Some of our customers going pro have asked why they should use a brite tank as opposed to just buying more Uni Tanks (Conical Fermenters). While situations and brewing styles vary we did our best to answer some of those questions here.
If you are bottling, canning, or kegging a brewery will typically have one brite tank for every 4-5 fermenters. Beer will usually spend 2 days in a brite tank to clarify and adjust carbonation levels while most fermenters hold the beer for 10-20 days.
A Brite Tank allows for greater clarity while allowing you to transfer off the yeast in a more complete way. When you pull the yeast out of a conical you leave a layer of yeast on the walls and in the cone. That yeast discourages other yeast from flocking out due to the like charges which has a significant effect on beer clarity. A MoreBeer! Pro Brite tank has a 5 degree dished bottom which causes the final yeast that flocculate out to stay on the bottom and not find its way into the final beer, be it packaged or on draft. This is also why brew pubs choose to draw directly from brite tanks to the taps. Draw clear beer to the end!

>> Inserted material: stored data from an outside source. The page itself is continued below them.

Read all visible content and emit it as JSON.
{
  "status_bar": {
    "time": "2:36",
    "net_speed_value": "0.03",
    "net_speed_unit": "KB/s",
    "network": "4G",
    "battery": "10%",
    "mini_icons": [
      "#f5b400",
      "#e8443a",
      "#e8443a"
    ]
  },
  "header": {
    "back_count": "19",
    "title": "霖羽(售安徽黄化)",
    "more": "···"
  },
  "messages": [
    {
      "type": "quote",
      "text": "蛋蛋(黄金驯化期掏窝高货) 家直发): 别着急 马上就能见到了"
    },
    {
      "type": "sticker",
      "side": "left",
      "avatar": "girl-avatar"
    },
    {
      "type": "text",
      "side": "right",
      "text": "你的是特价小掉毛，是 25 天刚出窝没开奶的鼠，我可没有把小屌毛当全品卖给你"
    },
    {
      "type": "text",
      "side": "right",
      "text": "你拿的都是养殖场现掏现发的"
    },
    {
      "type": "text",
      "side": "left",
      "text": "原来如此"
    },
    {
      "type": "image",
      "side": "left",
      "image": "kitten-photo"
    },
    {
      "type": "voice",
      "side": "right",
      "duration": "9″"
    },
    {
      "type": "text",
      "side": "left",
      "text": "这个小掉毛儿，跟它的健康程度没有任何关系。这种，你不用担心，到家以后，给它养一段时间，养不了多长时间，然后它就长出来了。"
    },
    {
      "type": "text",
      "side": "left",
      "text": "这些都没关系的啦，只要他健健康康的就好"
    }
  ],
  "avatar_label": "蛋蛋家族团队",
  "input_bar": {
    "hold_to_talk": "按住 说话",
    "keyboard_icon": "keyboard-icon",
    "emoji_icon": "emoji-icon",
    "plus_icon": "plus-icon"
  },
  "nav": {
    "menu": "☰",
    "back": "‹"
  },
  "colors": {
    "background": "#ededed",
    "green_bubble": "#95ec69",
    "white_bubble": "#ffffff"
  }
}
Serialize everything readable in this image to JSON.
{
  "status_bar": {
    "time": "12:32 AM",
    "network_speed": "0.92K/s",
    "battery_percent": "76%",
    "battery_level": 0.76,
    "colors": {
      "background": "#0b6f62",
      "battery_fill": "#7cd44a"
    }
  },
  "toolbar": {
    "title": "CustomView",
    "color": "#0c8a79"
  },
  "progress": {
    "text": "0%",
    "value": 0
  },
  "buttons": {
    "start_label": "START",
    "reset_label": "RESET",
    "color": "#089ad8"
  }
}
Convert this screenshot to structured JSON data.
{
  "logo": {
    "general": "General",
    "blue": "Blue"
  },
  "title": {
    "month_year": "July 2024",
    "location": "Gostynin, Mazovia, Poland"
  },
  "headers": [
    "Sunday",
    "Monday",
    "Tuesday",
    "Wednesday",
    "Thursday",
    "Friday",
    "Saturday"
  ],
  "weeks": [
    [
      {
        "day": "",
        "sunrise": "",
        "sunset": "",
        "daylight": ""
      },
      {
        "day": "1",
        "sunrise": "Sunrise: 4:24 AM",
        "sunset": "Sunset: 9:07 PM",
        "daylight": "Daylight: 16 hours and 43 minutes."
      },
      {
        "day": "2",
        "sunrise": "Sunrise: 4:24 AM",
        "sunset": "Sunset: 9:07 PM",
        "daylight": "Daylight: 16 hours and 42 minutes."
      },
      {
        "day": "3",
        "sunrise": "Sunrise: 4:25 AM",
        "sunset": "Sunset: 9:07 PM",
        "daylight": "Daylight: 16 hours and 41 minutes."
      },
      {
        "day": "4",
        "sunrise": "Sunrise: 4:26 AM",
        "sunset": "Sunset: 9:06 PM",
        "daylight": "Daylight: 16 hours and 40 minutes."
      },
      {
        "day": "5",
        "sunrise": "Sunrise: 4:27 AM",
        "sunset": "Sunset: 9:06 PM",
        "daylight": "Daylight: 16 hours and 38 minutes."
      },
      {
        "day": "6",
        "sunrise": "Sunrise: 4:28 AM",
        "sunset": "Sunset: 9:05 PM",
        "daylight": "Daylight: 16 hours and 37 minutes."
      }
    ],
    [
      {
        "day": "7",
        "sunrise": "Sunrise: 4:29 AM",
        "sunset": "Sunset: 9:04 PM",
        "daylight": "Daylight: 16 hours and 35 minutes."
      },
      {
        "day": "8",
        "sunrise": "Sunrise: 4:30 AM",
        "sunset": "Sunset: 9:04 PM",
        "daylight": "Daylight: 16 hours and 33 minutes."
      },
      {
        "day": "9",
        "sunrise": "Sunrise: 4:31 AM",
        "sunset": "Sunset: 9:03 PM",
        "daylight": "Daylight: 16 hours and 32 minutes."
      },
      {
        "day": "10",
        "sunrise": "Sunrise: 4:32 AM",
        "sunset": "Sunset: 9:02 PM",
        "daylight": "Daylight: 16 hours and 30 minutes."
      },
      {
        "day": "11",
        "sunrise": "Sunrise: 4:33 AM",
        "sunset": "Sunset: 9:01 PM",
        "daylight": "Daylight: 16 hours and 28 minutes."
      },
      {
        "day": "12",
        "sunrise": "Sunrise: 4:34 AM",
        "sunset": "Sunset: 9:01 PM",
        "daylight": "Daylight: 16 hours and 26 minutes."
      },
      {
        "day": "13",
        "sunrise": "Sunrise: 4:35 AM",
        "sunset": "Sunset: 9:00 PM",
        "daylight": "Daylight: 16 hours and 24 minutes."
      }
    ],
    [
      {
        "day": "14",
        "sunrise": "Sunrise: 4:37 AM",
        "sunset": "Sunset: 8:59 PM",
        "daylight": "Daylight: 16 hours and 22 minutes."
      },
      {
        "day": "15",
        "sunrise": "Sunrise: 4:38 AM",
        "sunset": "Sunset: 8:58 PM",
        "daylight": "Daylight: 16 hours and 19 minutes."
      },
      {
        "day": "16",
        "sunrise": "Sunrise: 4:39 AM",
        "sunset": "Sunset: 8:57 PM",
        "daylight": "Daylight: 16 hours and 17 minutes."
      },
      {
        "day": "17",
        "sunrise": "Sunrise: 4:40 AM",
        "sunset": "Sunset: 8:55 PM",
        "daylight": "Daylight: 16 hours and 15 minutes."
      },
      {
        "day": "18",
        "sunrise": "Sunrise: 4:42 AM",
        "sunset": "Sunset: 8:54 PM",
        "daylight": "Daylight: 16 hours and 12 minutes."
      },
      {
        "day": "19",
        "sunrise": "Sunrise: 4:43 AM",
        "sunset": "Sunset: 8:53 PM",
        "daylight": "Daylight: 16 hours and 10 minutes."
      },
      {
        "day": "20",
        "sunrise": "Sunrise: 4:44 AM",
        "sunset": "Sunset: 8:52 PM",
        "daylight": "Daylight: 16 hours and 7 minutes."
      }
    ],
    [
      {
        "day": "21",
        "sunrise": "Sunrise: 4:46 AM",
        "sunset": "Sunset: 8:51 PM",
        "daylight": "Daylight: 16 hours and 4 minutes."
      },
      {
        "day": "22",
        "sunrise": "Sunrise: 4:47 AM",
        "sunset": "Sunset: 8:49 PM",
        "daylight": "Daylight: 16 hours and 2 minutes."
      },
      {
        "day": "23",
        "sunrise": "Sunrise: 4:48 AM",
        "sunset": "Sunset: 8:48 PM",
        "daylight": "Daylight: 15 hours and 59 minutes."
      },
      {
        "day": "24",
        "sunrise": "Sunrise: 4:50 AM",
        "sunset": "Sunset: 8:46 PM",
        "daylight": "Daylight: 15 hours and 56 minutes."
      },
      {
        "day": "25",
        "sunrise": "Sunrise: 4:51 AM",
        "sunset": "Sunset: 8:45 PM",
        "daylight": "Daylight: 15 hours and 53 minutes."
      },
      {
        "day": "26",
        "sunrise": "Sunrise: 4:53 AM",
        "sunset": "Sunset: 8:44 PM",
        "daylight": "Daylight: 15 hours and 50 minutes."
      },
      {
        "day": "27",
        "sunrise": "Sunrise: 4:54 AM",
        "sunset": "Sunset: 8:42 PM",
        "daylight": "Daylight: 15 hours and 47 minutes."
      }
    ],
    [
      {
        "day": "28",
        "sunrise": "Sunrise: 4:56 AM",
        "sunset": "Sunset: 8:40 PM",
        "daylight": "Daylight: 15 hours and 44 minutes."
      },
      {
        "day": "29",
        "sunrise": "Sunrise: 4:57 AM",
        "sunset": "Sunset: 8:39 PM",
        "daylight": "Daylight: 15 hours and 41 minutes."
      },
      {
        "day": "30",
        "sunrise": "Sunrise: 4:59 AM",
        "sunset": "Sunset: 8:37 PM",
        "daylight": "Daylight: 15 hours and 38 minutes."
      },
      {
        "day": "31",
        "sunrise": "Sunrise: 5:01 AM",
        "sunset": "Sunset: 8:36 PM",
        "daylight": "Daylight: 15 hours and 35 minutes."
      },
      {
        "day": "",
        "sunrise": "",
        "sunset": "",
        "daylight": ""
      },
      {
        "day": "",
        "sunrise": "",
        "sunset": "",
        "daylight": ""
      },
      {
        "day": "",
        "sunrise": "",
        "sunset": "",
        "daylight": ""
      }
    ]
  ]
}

Brite tanks are often kept pressurized through the filling and draining up to 10 times before being fully emptied and drained. They are not required to be cleaned like fermenters because they do not develop the same krausen line. This saves considerable time and co2.
You will typically yield 100% of the beer in a Brite tank which helps you plan for packaging. A conical tank will always leave some portion of the beer behind as you are typically drawing from the racking arm and the yeast sediment levels will vary. You never know exactly how much beer you are getting. Because of the known volumes brite tanks can also be handy for tax determination.